J.C. : Tout commence par une expérience, et cette expérience vous touche à un point tel que vous vous rendez compte que c’est votre vraie nature qui s’est révélée. C’est le vrai Soi qui s’est révélé, qui n’a rien à faire avec « qui suis-je », mais qui est le tréfonds de « que suis-je ». 
J’ai vécu une expérience. Ce n’est pas l’expérience mystique bouddhiste ni l’expérience mystique chrétienne, mais l’expérience mystique naturelle, parce qu’il est dans la nature de tout être humain de vivre une telle expérience. 
Cela s’est passé en revenant du Japon où j’ai passé un peu plus d’un mois. Nous étions accompagnés par le maître de thé avec lequel j’ai travaillé la cérémonie du thé pendant des années. Il y avait des portes ouvertes dans de nombreux monastères.

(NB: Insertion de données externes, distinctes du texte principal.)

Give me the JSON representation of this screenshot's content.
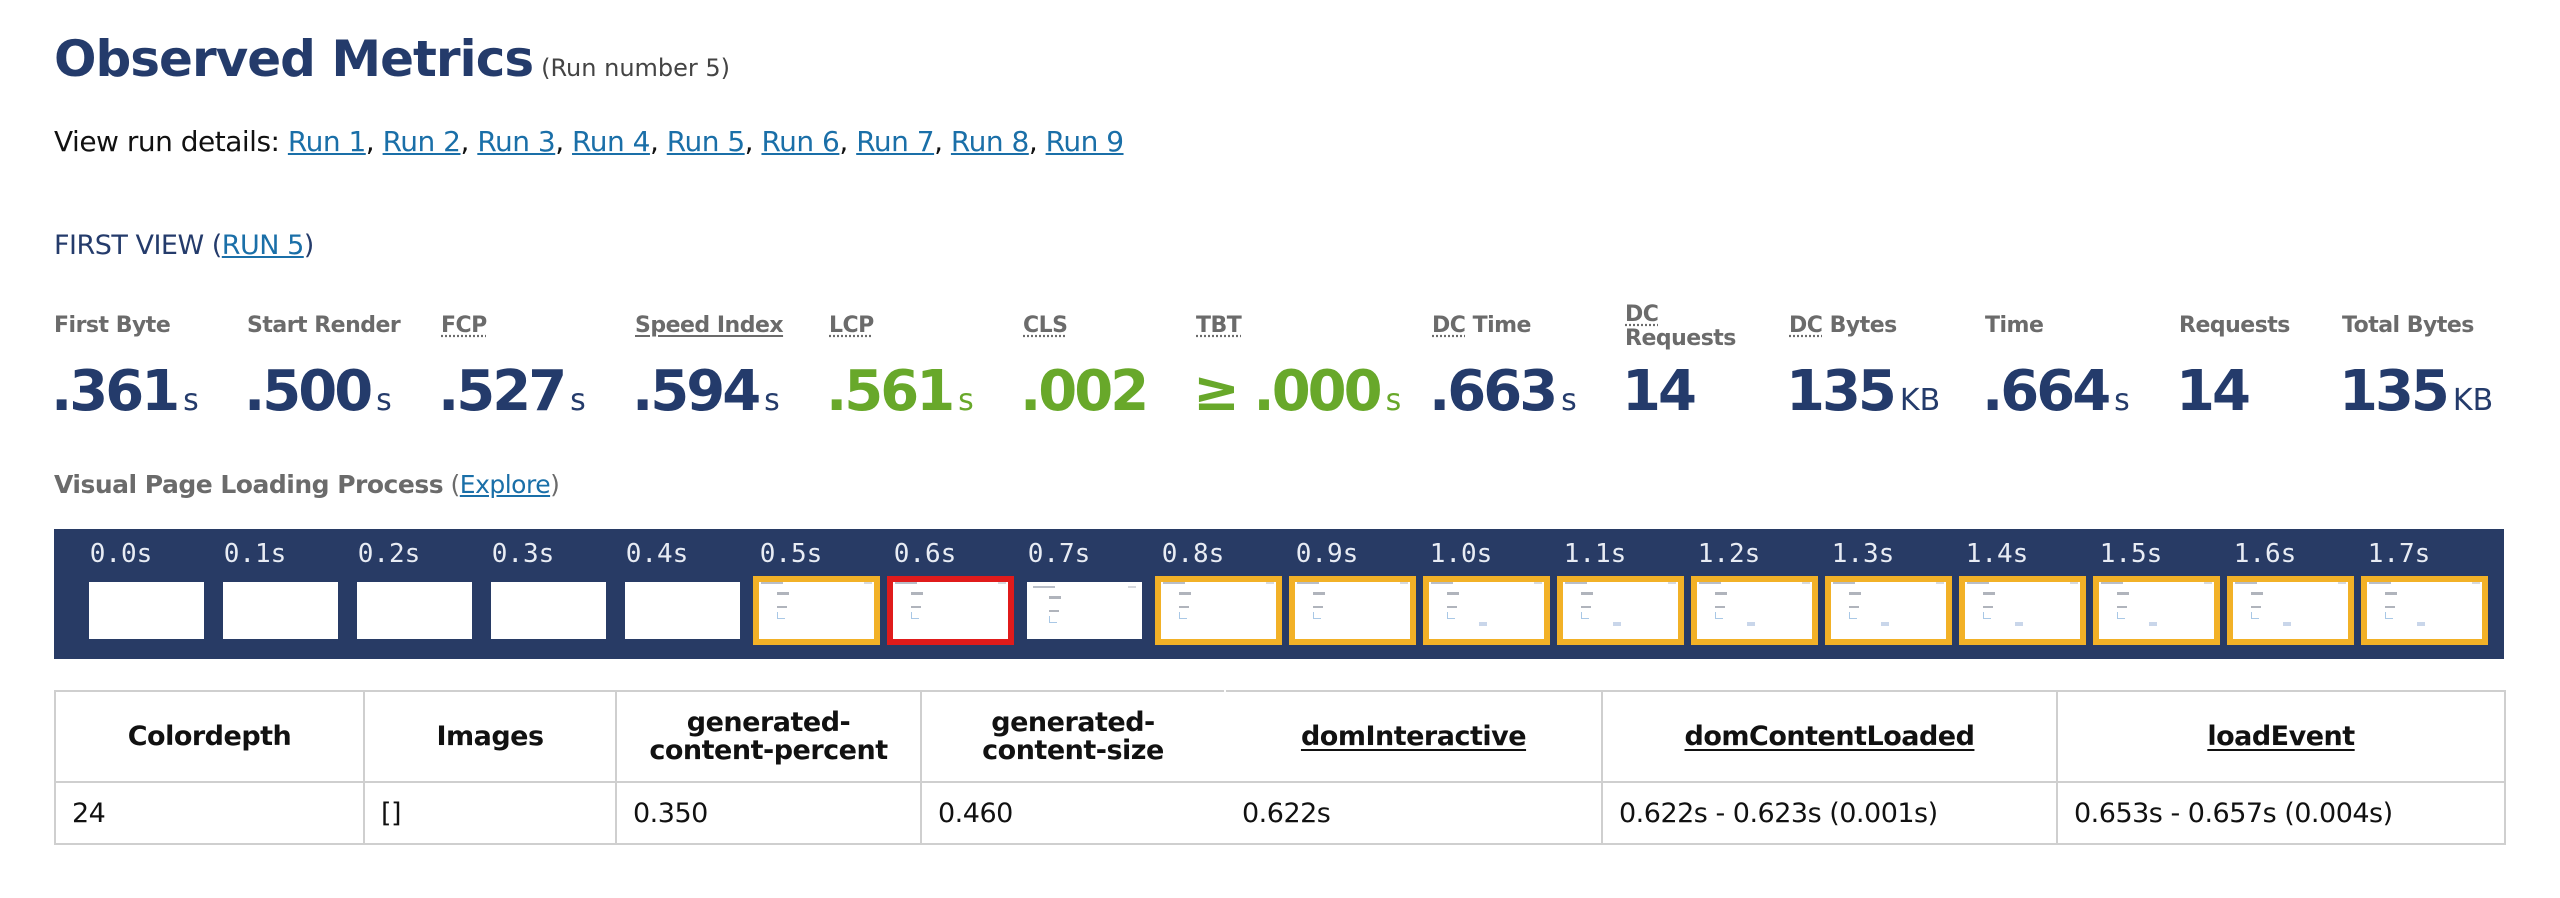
{
  "header": {
    "title": "Observed Metrics",
    "subtitle": "(Run number 5)"
  },
  "runs": {
    "label": "View run details: ",
    "links": [
      "Run 1",
      "Run 2",
      "Run 3",
      "Run 4",
      "Run 5",
      "Run 6",
      "Run 7",
      "Run 8",
      "Run 9"
    ],
    "separator": ", "
  },
  "first_view": {
    "prefix": "FIRST VIEW (",
    "link": "RUN 5",
    "suffix": ")"
  },
  "metrics": [
    {
      "label": "First Byte",
      "value": ".361",
      "unit": "s",
      "status": "normal"
    },
    {
      "label": "Start Render",
      "value": ".500",
      "unit": "s",
      "status": "normal"
    },
    {
      "label": "FCP",
      "value": ".527",
      "unit": "s",
      "status": "normal"
    },
    {
      "label": "Speed Index",
      "value": ".594",
      "unit": "s",
      "status": "normal"
    },
    {
      "label": "LCP",
      "value": ".561",
      "unit": "s",
      "status": "good"
    },
    {
      "label": "CLS",
      "value": ".002",
      "unit": "",
      "status": "good"
    },
    {
      "label": "TBT",
      "value": "≥ .000",
      "unit": "s",
      "status": "good"
    },
    {
      "label_abbr": "DC",
      "label_rest": " Time",
      "value": ".663",
      "unit": "s",
      "status": "normal"
    },
    {
      "label_abbr": "DC",
      "label_rest": "Requests",
      "value": "14",
      "unit": "",
      "status": "normal"
    },
    {
      "label_abbr": "DC",
      "label_rest": " Bytes",
      "value": "135",
      "unit": "KB",
      "status": "normal"
    },
    {
      "label": "Time",
      "value": ".664",
      "unit": "s",
      "status": "normal"
    },
    {
      "label": "Requests",
      "value": "14",
      "unit": "",
      "status": "normal"
    },
    {
      "label": "Total Bytes",
      "value": "135",
      "unit": "KB",
      "status": "normal"
    }
  ],
  "visual_loading": {
    "title": "Visual Page Loading Process",
    "open_paren": " (",
    "explore_link": "Explore",
    "close_paren": ")"
  },
  "filmstrip": {
    "frames": [
      {
        "time": "0.0s",
        "state": "blank"
      },
      {
        "time": "0.1s",
        "state": "blank"
      },
      {
        "time": "0.2s",
        "state": "blank"
      },
      {
        "time": "0.3s",
        "state": "blank"
      },
      {
        "time": "0.4s",
        "state": "blank"
      },
      {
        "time": "0.5s",
        "state": "changed"
      },
      {
        "time": "0.6s",
        "state": "lcp"
      },
      {
        "time": "0.7s",
        "state": "unchanged"
      },
      {
        "time": "0.8s",
        "state": "changed"
      },
      {
        "time": "0.9s",
        "state": "changed"
      },
      {
        "time": "1.0s",
        "state": "changed"
      },
      {
        "time": "1.1s",
        "state": "changed"
      },
      {
        "time": "1.2s",
        "state": "changed"
      },
      {
        "time": "1.3s",
        "state": "changed"
      },
      {
        "time": "1.4s",
        "state": "changed"
      },
      {
        "time": "1.5s",
        "state": "changed"
      },
      {
        "time": "1.6s",
        "state": "changed"
      },
      {
        "time": "1.7s",
        "state": "changed"
      }
    ],
    "colors": {
      "background": "#283b65",
      "changed": "#f2b127",
      "lcp": "#e01b1b"
    }
  },
  "table": {
    "headers": [
      "Colordepth",
      "Images",
      "generated-content-percent",
      "generated-content-size",
      "domInteractive",
      "domContentLoaded",
      "loadEvent"
    ],
    "header_lines": [
      [
        "Colordepth"
      ],
      [
        "Images"
      ],
      [
        "generated-",
        "content-percent"
      ],
      [
        "generated-",
        "content-size"
      ],
      [
        "domInteractive"
      ],
      [
        "domContentLoaded"
      ],
      [
        "loadEvent"
      ]
    ],
    "rows": [
      [
        "24",
        "[]",
        "0.350",
        "0.460",
        "0.622s",
        "0.622s - 0.623s (0.001s)",
        "0.653s - 0.657s (0.004s)"
      ]
    ]
  },
  "colors": {
    "heading": "#243b6b",
    "good": "#68a82a",
    "link": "#1a6fa8",
    "label": "#6b6b6b"
  }
}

L’expérience qui m’a bouleversé s’est passée dans un avion de la compagnie russe, un Tupolev qui nous ramenait de Tokyo à Rome. En plein vol, voilà que le silence laisse la place à un bruit terrible et à de grandes secousses. Un cri dans la cabine, les hôtesses de l’air sont invisibles, le pilote ne dit rien du tout, l’avion fait des chutes, remonte, redescend et remonte. Je me rappelle avoir serré ma ceinture pour sauver ma peau, un geste vraiment curieux. Et puis je sentais que j’avais de la place pour deux pieds dans chaque chaussure. Vraiment la crispation de l’angoisse. Et je ne sais pas pourquoi, je ne sais pas comment, je regarde par le hublot.
Et alors le paradoxe était vraiment extraordinaire. Juste de l’autre côté du hublot, c’était le grand calme, le grand silence. Alors que dans la cabine il y avait des bruits assourdissants, une agitation totale. Et sans savoir pourquoi ni comment, j’étais tout à coup habité à la fois par ce qui faisait peur à tout le monde, et par un calme intérieur incroyable. C’est peut-être la première fois que je pouvais utiliser le mot : « Tiens, cela doit être ça la paix intérieure ». Avec une phrase qui m’est venue, dans un calme plat : « C’est quand même dommage pour mes deux enfants ; ils sont un peu jeunes pour perdre leur père ». Je me suis dit que c’était trop bête et j’étais sûr que c’était la fin. 
Et puis finalement, nous avons a atterri à Moscou. Les voitures de pompiers, les ambulances, roulaient à toute allure à côté de la piste où nous avons atterri. Et puis l’avion s’est arrêté sous les applaudissements. Beaucoup de gens n’ont pas voulu reprendre un autre avion. Moi j’ai repris l’avion qui nous amenait à Rome. C’est le plus beau vol que j’ai jamais fait. J’étais porté par ce calme, par ce bien qui était bien plus qu’un bien-être intérieur. J’étais un être en paix intérieurement. 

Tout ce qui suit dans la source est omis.